AOL says ad revenue no impact on net

AOL Time Warner's America Online unit said accounting transactions for advertising revenues between 2000 and 2002 were appropriate and accounting for them differently would have had no impact on profits.

AOL Time Warner's America Online unit said accounting transactions for advertising revenues between 2000 and 2002 were appropriate and accounting for them differently would have had no impact on profits.

The company was reacting to a report in the Washington Post this morning which said America Online boosted advertisement revenue through a series of unconventional deals from 2000 to 2002, before and after its merger with Time Warner Inc.

The deals cited by the paper comprised less than 2% of AOL's revenues during the period in question, AOL said in a statement.

"Accounting for them (the transactions cited in the report) differently would have had no impact on the company's net income," it said.

The Washington Post said AOL converted legal disputes into ad deals.
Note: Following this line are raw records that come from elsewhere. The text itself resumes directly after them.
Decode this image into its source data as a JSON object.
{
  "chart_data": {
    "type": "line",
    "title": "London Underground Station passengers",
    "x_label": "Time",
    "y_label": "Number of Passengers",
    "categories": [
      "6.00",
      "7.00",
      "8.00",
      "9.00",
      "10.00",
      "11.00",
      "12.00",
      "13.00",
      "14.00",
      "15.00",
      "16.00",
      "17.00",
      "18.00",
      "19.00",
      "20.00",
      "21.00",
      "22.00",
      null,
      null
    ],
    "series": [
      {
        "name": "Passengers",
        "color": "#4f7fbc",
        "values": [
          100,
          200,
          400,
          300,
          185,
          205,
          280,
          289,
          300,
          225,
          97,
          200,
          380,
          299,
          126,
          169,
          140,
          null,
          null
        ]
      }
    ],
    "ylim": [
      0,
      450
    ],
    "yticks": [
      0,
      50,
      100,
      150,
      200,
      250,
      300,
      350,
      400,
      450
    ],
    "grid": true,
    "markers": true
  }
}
It negotiated a shift in revenue from one division to another, bolstering its online business.

It sold advertisements on behalf of eBay Inc, booking the sale of eBay's ads as AOL's own revenue, and bartered advertisements for computer equipment in a deal with Sun Microsystems Inc.

AOL also counted stock rights as advertisement and commerce revenue in a deal with a Las Vegas firm called PurchasePro.com Inc.

AOL also found ways to turn the dot-com collapse to its advantage, renegotiating long-term ad contracts it risked losing into short-term gains that boosted its quarterly revenue, the Post said.

AOL said this morning accounting for all the transactions in the Post report was "appropriate and in accordance with GAAP."

AOL's auditors Ernst & Young reviewed all but one of these transactions at the time they were accounted for, it said.

Since the report, Ernst & Young has confirmed in writing that the accounting and related financial statement disclosure for all the transactions were appropriate, it said.

Separately, a AOL Time Warner spokesman declined to comment on a the Wall Street Journal report that the he company's board is meeting today and is likely to discuss the elevation of Home Box Office chairman Jeffrey Bewkes and Time Inc chairman Don Logan.

The spokesman also made no comment on rumours chief operating officer Robert Pittman is set to quit.